Are these the things that make effective prayers? Soren Kierkegaard doesn’t think so. He writes: “The earthly minded person thinks and imagines that when he prays, the important thing, the thing he must concentrate upon, is that God should hear what he is praying for.” Then later he continues, “… the true relation in prayer is not when God hears what is prayed for, but when the person praying continues to pray until he is the one who hears, who hears what God is asking for” (Provocations 345).
And, though this can be done at anytime and anywhere, most of my serious listening opportunities are found in alone hours of the early morning when I can step back from my life a little and sit quietly. Sometimes I’m blessed with an hour and sometimes only ten minutes. But what I’ve learned is that these moments for listening are the growing times, the surprising times. To start my day listening makes me available to the Lord all day long.

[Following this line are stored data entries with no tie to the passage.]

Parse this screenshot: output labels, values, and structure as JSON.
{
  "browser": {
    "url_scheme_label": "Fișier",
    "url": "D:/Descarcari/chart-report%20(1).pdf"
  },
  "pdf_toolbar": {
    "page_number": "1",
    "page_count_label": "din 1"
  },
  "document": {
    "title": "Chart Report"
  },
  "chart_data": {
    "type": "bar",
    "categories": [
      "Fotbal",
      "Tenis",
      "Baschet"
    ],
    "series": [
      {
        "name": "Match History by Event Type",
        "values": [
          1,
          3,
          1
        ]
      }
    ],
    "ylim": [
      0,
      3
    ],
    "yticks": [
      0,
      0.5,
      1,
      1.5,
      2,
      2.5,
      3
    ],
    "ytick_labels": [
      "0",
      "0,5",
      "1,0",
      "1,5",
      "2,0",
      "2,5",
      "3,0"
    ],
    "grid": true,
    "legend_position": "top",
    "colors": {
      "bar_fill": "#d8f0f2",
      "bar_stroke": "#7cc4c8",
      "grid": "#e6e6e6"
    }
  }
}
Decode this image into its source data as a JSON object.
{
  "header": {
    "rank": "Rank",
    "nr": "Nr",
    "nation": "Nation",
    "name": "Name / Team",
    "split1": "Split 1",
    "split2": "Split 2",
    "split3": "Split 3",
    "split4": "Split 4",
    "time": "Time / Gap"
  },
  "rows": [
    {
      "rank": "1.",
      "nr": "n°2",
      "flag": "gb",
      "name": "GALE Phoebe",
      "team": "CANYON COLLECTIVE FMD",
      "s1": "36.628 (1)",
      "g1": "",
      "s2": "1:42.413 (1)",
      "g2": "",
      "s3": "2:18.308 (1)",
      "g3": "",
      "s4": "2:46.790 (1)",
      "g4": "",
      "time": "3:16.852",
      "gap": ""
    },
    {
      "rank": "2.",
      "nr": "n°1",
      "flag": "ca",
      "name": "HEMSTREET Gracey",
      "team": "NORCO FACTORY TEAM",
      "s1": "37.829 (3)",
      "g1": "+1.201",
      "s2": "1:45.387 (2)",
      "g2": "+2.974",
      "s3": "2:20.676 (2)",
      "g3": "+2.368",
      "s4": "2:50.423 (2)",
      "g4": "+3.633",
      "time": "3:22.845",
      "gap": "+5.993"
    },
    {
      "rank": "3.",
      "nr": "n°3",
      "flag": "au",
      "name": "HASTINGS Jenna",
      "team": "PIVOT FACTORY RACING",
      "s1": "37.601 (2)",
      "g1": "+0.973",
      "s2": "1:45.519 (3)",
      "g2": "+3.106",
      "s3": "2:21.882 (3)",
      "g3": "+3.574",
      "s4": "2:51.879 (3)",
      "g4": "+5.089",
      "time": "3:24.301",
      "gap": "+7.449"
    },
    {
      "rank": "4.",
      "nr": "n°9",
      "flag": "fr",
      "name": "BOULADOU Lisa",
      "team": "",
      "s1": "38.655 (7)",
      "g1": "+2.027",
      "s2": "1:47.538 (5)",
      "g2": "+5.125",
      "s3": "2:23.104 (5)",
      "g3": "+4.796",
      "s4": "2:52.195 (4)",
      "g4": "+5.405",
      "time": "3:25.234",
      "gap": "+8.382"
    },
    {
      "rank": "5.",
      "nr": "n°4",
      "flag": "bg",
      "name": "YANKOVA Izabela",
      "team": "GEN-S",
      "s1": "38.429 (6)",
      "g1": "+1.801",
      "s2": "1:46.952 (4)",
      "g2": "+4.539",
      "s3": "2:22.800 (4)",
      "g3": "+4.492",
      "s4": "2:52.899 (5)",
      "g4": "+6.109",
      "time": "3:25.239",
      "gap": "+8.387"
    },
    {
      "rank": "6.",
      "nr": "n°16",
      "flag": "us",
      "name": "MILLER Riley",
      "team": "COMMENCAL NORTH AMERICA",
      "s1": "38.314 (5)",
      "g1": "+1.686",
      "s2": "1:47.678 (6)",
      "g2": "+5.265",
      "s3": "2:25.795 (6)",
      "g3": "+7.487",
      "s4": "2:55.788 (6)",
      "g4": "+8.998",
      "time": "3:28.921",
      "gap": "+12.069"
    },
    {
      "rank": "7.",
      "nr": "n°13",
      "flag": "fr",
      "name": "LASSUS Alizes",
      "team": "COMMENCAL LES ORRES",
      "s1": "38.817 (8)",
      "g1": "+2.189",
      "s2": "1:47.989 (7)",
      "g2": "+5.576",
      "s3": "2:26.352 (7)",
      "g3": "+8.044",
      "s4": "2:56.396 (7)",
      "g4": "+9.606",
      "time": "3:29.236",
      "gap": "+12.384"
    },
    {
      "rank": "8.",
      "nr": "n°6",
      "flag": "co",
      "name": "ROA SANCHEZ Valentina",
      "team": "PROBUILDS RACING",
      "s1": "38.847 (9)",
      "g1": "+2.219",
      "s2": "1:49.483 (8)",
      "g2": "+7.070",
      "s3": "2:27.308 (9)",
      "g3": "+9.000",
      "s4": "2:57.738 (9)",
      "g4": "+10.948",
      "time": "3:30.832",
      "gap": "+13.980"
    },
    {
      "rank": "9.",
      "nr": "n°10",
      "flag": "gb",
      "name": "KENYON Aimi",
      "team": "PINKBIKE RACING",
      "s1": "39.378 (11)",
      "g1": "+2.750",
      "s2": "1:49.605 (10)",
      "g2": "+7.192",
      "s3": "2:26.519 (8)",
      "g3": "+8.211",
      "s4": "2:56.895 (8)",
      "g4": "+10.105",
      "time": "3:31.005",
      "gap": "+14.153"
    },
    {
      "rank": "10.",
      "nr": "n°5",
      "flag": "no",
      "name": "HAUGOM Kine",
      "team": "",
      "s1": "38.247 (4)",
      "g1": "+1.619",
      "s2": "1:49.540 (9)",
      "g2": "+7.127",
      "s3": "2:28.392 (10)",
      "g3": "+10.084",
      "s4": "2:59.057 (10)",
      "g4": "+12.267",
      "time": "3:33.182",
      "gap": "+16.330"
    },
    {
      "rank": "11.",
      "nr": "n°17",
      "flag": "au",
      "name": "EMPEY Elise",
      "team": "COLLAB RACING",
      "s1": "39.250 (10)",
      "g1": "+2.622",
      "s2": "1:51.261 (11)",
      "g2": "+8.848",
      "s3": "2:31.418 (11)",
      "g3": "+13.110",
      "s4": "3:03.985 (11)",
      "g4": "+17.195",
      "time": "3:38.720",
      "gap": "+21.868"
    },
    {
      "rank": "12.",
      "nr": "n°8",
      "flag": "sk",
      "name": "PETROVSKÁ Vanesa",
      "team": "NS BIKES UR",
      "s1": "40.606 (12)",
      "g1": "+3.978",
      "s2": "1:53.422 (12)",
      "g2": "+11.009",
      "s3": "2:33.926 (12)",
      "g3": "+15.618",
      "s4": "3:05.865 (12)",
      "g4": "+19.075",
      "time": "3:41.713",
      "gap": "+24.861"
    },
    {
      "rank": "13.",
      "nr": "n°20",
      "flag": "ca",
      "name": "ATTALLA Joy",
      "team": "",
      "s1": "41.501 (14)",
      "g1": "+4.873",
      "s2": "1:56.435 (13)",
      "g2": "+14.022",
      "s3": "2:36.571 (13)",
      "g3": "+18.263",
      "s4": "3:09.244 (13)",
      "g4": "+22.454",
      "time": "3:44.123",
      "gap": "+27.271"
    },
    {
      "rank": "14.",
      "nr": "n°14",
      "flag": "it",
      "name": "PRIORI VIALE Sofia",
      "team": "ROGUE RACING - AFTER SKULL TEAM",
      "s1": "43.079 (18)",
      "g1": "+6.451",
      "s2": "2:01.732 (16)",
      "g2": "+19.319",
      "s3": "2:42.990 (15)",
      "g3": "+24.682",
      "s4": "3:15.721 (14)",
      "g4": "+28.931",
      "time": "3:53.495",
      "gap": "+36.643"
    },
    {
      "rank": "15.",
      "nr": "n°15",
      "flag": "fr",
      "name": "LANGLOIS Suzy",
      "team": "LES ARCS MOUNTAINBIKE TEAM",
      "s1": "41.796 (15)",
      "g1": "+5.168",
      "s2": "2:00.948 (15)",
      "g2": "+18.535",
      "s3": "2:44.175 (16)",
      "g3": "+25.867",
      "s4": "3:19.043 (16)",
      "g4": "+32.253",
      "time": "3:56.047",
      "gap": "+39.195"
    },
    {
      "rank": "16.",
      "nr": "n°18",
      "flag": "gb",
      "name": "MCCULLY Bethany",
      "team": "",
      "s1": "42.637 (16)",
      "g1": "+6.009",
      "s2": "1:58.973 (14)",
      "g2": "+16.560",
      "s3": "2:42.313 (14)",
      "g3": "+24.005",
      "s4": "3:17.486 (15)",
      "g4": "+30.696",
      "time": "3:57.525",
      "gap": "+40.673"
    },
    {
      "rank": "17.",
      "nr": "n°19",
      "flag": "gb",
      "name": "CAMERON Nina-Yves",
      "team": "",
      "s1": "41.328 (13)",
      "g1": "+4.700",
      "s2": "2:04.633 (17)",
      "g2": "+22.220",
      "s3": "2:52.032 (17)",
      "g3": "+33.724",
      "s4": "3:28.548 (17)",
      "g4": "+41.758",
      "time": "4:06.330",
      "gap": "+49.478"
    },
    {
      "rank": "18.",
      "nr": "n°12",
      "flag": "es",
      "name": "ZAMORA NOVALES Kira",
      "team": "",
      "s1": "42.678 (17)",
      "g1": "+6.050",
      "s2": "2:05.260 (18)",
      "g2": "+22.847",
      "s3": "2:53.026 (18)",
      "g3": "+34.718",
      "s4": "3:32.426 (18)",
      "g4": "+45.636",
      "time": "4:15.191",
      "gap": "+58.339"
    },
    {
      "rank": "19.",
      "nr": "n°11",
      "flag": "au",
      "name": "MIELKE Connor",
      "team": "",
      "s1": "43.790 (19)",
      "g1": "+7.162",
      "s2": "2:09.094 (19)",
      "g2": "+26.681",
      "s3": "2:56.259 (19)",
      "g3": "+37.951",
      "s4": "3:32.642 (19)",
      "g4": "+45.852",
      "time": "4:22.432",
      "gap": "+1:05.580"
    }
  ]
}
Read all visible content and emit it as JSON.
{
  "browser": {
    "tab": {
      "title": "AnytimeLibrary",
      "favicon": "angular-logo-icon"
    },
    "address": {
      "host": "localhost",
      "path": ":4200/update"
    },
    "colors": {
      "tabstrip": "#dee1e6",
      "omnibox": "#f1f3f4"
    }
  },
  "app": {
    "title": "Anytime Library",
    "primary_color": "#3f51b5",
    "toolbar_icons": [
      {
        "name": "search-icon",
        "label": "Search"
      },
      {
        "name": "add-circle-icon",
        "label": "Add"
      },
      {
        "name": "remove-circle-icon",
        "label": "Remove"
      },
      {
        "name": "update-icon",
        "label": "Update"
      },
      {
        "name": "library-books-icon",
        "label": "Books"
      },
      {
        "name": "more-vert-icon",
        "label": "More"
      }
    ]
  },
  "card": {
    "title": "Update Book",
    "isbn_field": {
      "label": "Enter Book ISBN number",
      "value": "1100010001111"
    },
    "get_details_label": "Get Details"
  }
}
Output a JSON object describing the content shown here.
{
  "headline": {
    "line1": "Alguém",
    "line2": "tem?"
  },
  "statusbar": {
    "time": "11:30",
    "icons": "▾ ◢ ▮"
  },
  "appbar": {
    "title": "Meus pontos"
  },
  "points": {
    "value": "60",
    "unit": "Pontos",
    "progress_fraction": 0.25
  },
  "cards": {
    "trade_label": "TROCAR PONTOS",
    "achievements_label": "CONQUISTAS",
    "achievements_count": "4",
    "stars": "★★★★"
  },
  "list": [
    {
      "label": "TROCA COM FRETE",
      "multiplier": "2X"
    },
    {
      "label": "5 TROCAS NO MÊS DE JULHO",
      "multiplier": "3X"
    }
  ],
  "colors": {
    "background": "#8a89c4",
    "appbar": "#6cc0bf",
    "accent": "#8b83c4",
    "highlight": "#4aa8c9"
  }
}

That way, when I tell someone “I’ll pray for you,” I don’t feel the need to give the Lord a lot of information. The open lines of communication reassure me that the Lord is operating within and beside those who are in need. And I trust them to his care… In the early mornings and whenever I can, I open my heart to Christ and listen. As Mother Teresa says: “Perfect prayer does not consist in many words, but in the fervor of the desire which raises the heart to Jesus” (4). (Yielding to Wonder, chapter 17)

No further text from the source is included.